Non-professionals using professional rapid HIV testing reagents for HIVST may have problems. The stages of sample collection, testing and result interpretation[8-10] may affect the test accuracy. In this study, MSM participants were asked to do HIVST using rapid HIV testing kits without any assistance or guidance. The results showed that MSM can better complete urine HIVST with the operation accuracy rate is 82.1%, which is consistent with the research of Roger B. Peck et al[11]. However, the operating errors were common in OMT and blood HIVST, the operating accuracy rate were only 11.5% and 23.5%, respectively. Studies have shown that the high error rate in OMT HIVST is due to the complex OMT collection and test process, the too numerous descriptions in the instructions to users' failure to read or understand carefully[12]. And the most common error in blood HIVST was "reading results after 30 minutes", perhaps due to participants were anxious to know their infection status and immediately interpreted the results when the test strip display. This is different from the study of Mohammed Majam and Smith P[13,14], which operational errors mainly occurred in the blood collection and sampling process. In addition, during the urine HIVST, the most mistakes were "adding 3 drops of urine to the sample area of the test card", which may be due to some participants did not read the instructions carefully. Therefore, this study suggest that the clear, understandable and interesting instructions should be used to improve the feasibility of non-professionals HIVST[11].
Results analog picture discriminant evaluation showed that the strong reactive and non-reactive results with the highest interpretation accuracy, while the weakly reactive results with low interpretation accuracy, which was consistent with the relevant research results[9,11,12,15]. Especially, the more complex invalid results of "no quality control line /T line, with test line /C line" is far lower than the invalid results of "no quality control line /T line, no test line /C line". In this regard, relevant studies have shown that use different symbols for test lines and control lines could increase the results interpretation accuracy[11]. Therefore, it is suggested that clear, simple and easy to distinguish symbols can improve the results interpretation accuracy.
According to the evaluation results of participants' understanding the cautions, operation processes and results interpretation in the reagent instructions, more than half questions with less than 70% comprehension accuracy rate, which was consistent with the relevant domestic studies[12]. However, the study of Gresenguet[15] showed most people could correctly understand the instruction information. It may be the reagent instructions used in this study were full of words and contained technical terms, which led to participants' inability to accurately identify and effectively understand while simple and understandable colloquial descriptions of instructions were used in Gresenguet's study. More important, the low understanding accuracy of "HIV infection cannot be ruled out if the test result is negative, and HIV infection cannot be confirmed if the test result is positive" will affect the users' subsequent solutions choice. Remind us again, using easy to understand instructions is more conducive to non-professional users to accurately understand the key information.
This study found when the HIVST results were reactive more than 80% people choose to confirm by medical institution, when the results were nonreactive most people choose to regular retest, and when the results were invalid more than 80% people choose to test again. It is suggested that HIVST can help to find more HIV infected people, to some extent[12,16].
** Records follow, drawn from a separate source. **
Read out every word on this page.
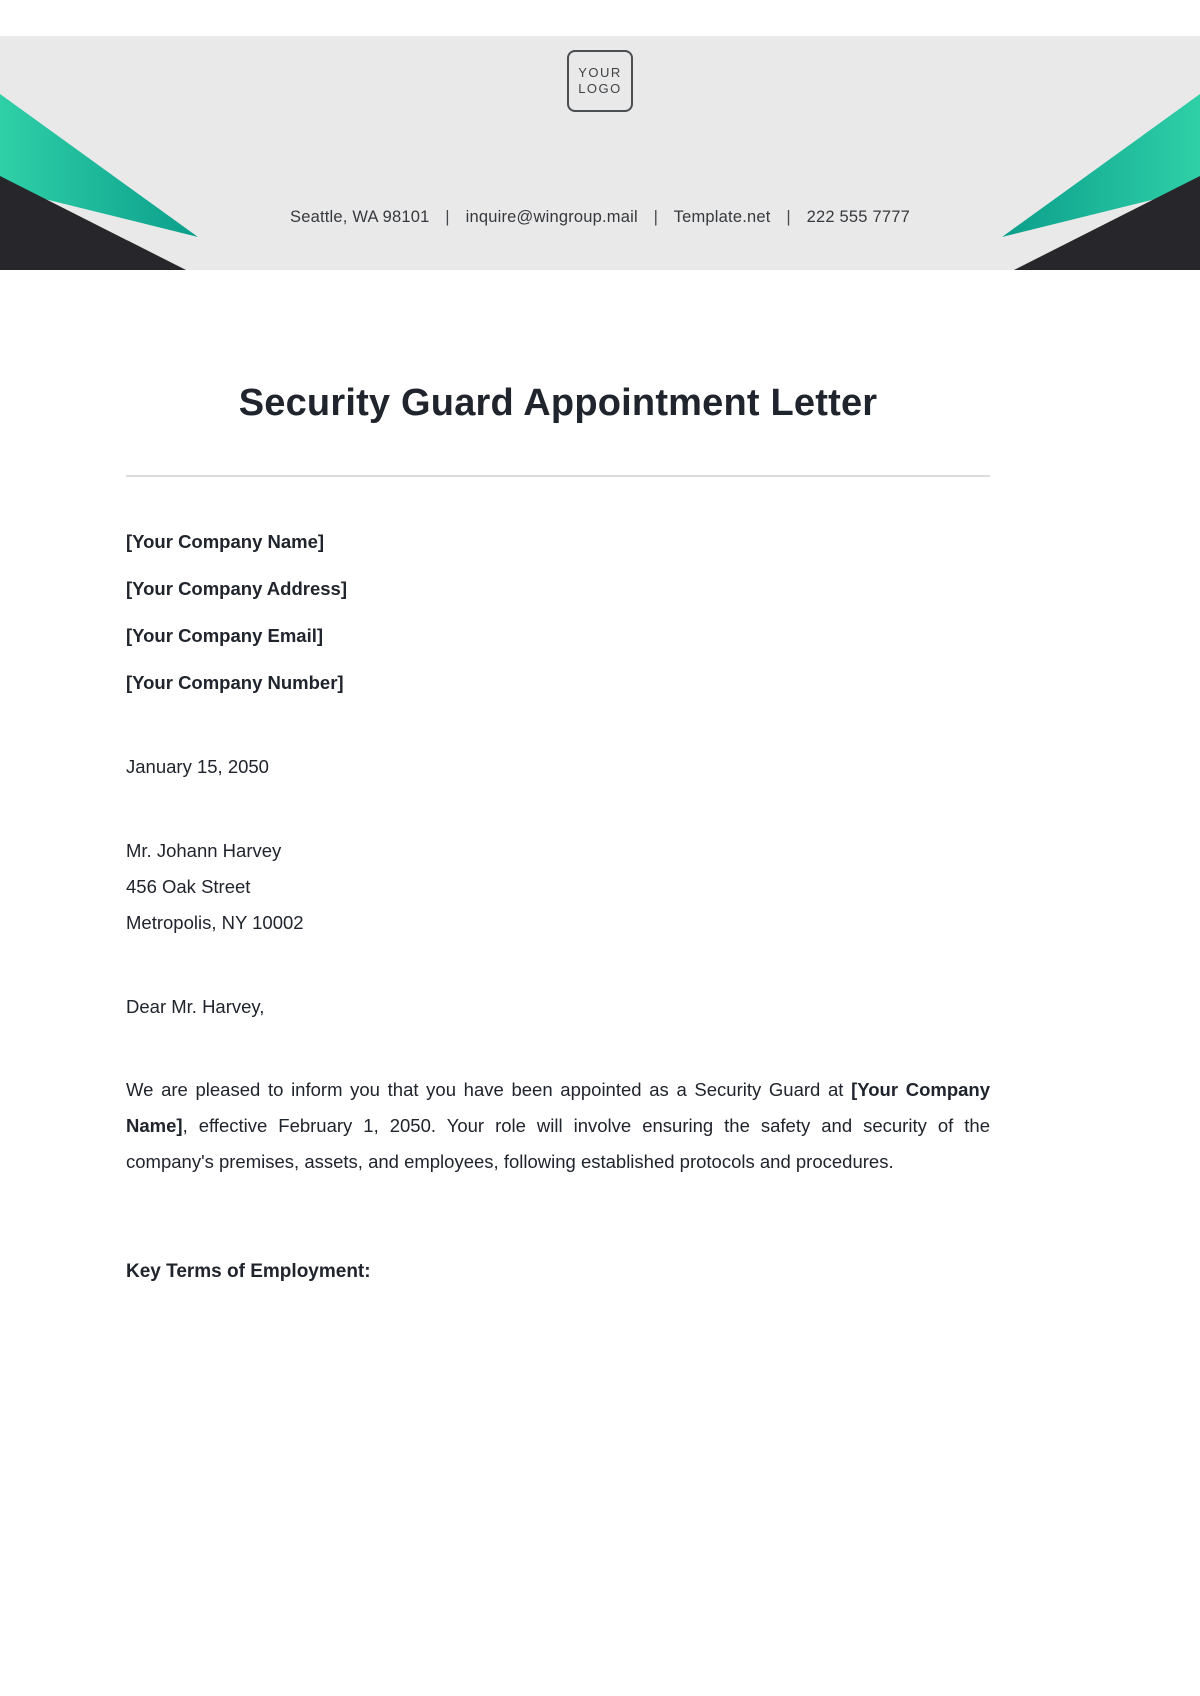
YOUR
LOGO
Seattle, WA 98101 | inquire@wingroup.mail | Template.net | 222 555 7777
Security Guard Appointment Letter

[Your Company Name]

[Your Company Address]

[Your Company Email]

[Your Company Number]

January 15, 2050

Mr. Johann Harvey

456 Oak Street

Metropolis, NY 10002

Dear Mr. Harvey,

We are pleased to inform you that you have been appointed as a Security Guard at [Your Company Name], effective February 1, 2050. Your role will involve ensuring the safety and security of the company's premises, assets, and employees, following established protocols and procedures.

Key Terms of Employment:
If provided some help to HIV self-testers such as simple instructions and video tutorials, the HIVST results can be highly consistent with professional medical and health workers [17]. Studies showed the OMT HIVST accuracy is 97.0%[18], 92.5% [12], and 83.3% [19]. In this study, the HIVST accuracy of urine, OMT, and blood were 96.9% (255/263), 91.8% (56/61) and 100% (17/17). There was no factors affecting the HIVST accuracy by evaluation results analysis, the possible reasons were the HIV antibody content different between urine, OMT, and blood which due to the interfering substances of urine and OMT, and also may be because of the small sample size in this study.
Studies have shown that the urine of HIV-1 infections is unlikely contain infectious HIV-1, the risk of transmission of HIV-1 by urine is low to nonexistent[20]. And the urine sampling is non-invasive and painless which can improve testers to choose and acceptance. In this study, we found if HIVST was conducted again, 54.1% MSM tended to choose blood test reagents, 15.8% to choose blood and urine test reagents, 14.4% choose urine test reagents, and the reasons were people believes blood test is more accurate but urine test is more convenient. It is consistent with the study results of Witzel et al. [21] and Lippman et al. [22], which also showed that HIV blood test in MSM was more acceptable because of MSM believe it more accurate. However, the research of Marley et al. [81] showed 72.8% MSMs accepted OMT test because convenience, painless, easy to collect samples and test [23], while only 15.1% MSMs considered choosing OMT test in this study because the urine test also has the characteristics of above and and HIV antibodies in urine samples is very stable, can directly test [24]. So the MSMs be inclined to choose more convenient urine and more accurate blood.
In conclusion, this study for the first time to evaluated the understanding ability of key information in manual, the interpretation ability of simulation results, and the operation ability of HIVST, and the preference for urine, blood and OMT, when unprofessional MSMs used professional rapid test kits for HIVST lays a scientific theoretical basis for further carring out HIVST in China.